La visite en Tunisie du responsable du Hamas Ismaïl Haniyeh a suscité l’irritation des représentants palestiniens officiels à Tunis, rivaux du mouvement islamiste au pouvoir à Gaza, qui estiment avoir été totalement tenus à l’écart, a-t-on appris samedi de source palestinienne.
Le chef du gouvernement islamiste de la bande de Gaza effectue une visite de cinq jours en Tunisie à l’invitation des nouvelles autorités islamistes tunisiennes dans le cadre d’une tournée régionale.
Le Hamas est le mouvement rival du Fatah du président palestinien Mahmoud Abbas qu’il a chassé du pouvoir à Gaza en 2007. Le Fatah continue de diriger la Cisjordanie et est considéré internationalement comme le seul représentant officiel des Palestiniens. Les deux mouvements palestiniens ont entrepris l’an dernier une difficile réconciliation.

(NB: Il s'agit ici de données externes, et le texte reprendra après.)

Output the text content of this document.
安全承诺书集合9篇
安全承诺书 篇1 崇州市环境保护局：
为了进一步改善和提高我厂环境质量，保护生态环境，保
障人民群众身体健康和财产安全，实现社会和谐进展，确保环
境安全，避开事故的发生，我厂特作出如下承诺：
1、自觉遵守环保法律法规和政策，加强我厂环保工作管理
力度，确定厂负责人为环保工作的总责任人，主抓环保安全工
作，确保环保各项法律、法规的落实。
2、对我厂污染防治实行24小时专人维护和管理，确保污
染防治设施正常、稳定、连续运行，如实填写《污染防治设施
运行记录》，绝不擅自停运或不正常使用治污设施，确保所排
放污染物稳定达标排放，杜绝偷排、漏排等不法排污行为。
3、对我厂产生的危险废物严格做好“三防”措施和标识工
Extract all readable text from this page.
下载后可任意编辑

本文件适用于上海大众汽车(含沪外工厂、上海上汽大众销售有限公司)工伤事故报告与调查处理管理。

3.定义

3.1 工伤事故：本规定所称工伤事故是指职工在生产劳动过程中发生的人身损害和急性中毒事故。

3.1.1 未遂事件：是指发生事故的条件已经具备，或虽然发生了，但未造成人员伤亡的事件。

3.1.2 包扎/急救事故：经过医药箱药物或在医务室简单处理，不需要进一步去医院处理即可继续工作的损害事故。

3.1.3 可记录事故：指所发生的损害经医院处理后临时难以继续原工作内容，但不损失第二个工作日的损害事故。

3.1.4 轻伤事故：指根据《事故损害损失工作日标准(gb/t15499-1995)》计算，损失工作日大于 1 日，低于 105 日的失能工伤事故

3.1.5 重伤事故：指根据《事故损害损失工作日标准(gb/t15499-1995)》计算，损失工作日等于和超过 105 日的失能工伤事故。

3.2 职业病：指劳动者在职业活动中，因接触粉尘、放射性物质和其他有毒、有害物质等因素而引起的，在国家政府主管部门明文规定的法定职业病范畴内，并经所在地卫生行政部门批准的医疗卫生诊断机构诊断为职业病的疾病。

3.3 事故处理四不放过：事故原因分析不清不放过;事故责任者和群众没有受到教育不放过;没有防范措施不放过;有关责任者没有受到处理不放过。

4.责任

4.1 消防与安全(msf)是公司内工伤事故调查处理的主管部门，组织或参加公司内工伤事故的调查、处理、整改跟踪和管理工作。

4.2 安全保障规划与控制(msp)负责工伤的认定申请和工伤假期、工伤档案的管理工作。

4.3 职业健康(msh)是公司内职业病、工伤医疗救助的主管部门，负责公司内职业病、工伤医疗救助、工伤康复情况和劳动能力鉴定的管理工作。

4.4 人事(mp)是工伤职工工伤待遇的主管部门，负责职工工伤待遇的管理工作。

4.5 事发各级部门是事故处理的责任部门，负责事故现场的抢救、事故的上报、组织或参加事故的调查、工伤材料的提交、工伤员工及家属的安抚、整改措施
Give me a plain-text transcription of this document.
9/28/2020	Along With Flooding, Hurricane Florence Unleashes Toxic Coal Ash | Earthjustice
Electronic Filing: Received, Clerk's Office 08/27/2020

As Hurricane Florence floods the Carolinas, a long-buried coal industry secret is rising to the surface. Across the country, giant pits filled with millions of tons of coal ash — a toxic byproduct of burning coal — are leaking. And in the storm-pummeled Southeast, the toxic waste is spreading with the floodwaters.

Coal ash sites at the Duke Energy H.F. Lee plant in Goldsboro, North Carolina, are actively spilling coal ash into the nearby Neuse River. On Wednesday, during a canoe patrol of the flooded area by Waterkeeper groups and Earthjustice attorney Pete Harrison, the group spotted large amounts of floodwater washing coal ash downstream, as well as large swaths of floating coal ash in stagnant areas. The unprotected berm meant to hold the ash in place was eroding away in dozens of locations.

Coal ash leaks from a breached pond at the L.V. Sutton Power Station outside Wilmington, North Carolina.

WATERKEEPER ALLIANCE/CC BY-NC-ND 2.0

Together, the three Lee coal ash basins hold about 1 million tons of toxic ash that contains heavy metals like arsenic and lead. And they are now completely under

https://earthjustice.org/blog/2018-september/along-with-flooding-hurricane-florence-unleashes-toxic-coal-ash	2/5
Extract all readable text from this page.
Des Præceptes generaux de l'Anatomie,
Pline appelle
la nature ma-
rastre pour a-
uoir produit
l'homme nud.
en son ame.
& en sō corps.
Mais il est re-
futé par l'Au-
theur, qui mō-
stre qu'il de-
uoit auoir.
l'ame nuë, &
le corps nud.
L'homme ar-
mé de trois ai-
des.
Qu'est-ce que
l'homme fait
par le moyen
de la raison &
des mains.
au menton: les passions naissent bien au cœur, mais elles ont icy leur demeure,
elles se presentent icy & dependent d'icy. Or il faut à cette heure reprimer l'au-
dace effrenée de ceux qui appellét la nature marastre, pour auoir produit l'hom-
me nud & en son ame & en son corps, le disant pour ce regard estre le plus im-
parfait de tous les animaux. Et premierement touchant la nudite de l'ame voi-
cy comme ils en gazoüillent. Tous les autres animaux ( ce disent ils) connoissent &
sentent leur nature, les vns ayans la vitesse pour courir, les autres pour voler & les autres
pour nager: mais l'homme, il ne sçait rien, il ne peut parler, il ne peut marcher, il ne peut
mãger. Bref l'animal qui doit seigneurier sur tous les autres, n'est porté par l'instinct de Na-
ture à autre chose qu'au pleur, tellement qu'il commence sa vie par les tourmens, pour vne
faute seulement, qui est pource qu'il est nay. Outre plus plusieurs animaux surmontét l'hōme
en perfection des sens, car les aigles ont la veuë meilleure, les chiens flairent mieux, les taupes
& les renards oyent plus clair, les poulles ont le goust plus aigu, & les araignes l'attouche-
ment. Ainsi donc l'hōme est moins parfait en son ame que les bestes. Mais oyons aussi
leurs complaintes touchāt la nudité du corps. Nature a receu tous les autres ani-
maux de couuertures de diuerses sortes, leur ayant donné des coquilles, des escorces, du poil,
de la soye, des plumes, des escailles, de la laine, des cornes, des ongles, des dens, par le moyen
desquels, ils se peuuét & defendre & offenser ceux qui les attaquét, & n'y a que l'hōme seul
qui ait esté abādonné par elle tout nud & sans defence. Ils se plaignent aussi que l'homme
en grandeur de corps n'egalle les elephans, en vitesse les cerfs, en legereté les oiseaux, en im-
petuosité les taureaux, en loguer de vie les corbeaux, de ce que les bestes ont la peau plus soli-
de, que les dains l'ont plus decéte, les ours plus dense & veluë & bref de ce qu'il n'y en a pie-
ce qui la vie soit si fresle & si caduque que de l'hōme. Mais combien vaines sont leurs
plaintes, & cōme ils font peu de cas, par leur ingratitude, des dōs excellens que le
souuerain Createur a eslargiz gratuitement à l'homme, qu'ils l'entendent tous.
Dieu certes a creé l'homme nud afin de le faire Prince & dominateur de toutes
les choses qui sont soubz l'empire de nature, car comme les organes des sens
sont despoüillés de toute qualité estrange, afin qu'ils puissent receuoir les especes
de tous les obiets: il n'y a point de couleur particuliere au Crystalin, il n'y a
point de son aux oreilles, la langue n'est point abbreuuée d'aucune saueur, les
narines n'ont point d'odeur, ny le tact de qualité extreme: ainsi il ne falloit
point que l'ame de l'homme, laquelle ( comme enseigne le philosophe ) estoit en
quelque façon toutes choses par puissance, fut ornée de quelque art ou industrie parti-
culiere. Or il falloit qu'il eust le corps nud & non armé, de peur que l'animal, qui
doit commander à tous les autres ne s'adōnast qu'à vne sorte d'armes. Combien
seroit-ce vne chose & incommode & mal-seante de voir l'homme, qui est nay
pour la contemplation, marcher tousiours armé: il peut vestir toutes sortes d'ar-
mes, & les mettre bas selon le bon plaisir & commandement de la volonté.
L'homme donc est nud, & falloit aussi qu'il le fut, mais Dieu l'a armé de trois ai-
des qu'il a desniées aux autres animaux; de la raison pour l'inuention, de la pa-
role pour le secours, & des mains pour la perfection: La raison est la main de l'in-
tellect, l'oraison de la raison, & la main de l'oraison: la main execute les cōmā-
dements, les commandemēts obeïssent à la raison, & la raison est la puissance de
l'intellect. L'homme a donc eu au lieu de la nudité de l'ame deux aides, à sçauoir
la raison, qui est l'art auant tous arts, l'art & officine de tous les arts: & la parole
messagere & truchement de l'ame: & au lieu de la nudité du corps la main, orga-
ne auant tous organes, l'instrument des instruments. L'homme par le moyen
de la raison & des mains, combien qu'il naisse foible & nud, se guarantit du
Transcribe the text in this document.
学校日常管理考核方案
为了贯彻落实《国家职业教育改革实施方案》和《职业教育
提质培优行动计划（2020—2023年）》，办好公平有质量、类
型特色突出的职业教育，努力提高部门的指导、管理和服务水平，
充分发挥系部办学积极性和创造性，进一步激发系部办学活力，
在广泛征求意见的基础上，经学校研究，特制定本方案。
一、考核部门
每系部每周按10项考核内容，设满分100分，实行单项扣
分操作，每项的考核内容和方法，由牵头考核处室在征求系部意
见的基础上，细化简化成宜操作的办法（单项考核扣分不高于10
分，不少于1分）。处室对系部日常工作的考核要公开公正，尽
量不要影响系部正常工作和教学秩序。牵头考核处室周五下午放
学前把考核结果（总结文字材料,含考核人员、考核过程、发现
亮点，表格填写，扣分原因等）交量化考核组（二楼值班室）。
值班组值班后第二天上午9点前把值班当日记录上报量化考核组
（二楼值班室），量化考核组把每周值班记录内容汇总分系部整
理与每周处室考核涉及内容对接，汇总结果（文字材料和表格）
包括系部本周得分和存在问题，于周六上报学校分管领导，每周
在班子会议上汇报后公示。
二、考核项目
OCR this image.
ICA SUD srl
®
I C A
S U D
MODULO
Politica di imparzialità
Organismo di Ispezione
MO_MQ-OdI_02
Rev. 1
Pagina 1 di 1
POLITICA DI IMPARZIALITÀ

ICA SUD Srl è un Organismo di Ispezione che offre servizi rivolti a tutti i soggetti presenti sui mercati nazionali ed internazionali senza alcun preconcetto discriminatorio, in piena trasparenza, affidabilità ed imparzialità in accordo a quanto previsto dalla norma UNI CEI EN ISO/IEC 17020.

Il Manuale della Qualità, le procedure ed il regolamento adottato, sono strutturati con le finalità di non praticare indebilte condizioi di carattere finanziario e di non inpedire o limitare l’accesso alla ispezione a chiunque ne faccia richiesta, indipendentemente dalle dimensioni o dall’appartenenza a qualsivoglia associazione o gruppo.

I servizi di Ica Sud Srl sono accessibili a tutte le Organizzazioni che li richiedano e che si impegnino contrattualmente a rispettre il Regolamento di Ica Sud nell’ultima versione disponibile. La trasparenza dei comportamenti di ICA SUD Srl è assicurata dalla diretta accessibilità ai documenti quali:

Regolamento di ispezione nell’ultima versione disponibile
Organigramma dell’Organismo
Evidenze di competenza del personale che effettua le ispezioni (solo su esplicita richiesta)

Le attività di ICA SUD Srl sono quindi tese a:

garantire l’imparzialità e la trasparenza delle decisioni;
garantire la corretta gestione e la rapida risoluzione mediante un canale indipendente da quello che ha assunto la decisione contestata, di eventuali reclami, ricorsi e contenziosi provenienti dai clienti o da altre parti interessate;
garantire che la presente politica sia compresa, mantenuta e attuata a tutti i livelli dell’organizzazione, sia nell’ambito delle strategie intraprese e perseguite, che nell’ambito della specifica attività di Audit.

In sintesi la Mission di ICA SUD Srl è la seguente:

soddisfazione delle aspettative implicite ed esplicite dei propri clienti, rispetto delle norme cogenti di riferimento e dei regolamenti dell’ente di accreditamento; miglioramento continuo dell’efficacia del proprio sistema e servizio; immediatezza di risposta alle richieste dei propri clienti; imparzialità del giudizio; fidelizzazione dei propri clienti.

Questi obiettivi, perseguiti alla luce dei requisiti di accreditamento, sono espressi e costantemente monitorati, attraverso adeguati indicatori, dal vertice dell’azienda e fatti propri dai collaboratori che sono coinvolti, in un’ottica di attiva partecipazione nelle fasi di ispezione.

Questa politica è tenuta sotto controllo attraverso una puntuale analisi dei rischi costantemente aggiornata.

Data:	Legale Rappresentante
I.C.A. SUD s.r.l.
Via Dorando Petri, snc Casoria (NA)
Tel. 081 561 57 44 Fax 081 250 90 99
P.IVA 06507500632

« Les Palestiniens (pro-Abbas) sont furieux. Ni le gouvernement, ni le ministère des Affaires étrangères, ni le parti Ennahda ne les ont tenus informés des dates et du programme de la visite de M. Haniyeh, alors qu’ils auraient dû y être associés », a déclaré à l’AFP une source palestinienne.
« Cela ne sert pas les efforts de réconciliation en cours entre le Fatah et le Hamas », a indiqué une autre source au journal arabophone Le Maghreb, qui évoque en Une une « erreur politique ».
M. Haniyeh a été accueilli en grande pompe jeudi à l’aéroport de Tunis par des responsables islamistes tunisiens, dont le Premier ministre Hamadi Jebali et le chef du parti Ennahda Rached Ghannouchi.
Aucun représentant palestinien n’était présent, et selon la source, l’ambassadeur Selman Herfi a quitté la Tunisie la veille de l’arrivée de M. Haniyeh. L’ambassade palestinienne a confirmé samedi que son représentant était « à l’étranger ».
« Il n’y a aucun problème », a déclaré M. Haniyeh à l’AFP à Sidi Bouzid (centre), où il se trouvait samedi. « Nous, peuple palestinien, on se rencontre à l’intérieur et à l’extérieur de la Palestine », a-t-il dit, tout en confirmant qu’aucun contact n’avait eu lieu avec les représentants officiels palestiniens en Tunisie.
Selon la source palestinienne, les représentants officiels à Tunis se sont également émus que M. Haniyeh ne visite pas le cimetière de Hamman-Chott, à 15 km au sud de Tunis, où 68 personnes avaient été tuées le 1er octobre 1985 lors d’un raid de l’aviation israélienne.
Tunis a abrité l’Organisation de Libération de la Palestine (OLP) de Yasser Arafat de 1982 à 1994.
Plus généralement, la presse et des représentants de l’opposition tunisienne se sont interrogés sur le sens de la visite du représentant du Hamas. « M. Haniyeh visite-t-il la Tunisie ou un parti politique (Ennahda) ? » a demandé l’élu du Parti démocrate progressiste (PDP) Iyad Dahmani sur la radio Shems FM.
Interrogée par l’AFP, une source gouvernementale a précisé que le chef du gouvernement du Hamas était « l’invité de la Tunisie et du parti Ennahda ».
Le premier jour de sa visite a été consacré à des rencontres officielles avec le président tunisien Moncef Marzouki, le Premier ministre Hamadi Jebali et le président de l’Assemblée constituante Mustapha Ben Jaafar.
M. Haniyeh devait ensuite visiter des lieux de culte et des villes symboliques de la révolution tunisienne jusqu’à son départ, prévu lundi.
Le chef du Hamas, qui effectue une tournée pour la première fois hors de la bande de Gaza depuis la prise du pouvoir du Hamas dans ce territoire palestinien, s’est rendu en Egypte, au Soudan, en Turquie, et doit après la Tunisie visiter le Qatar et Bahreïn.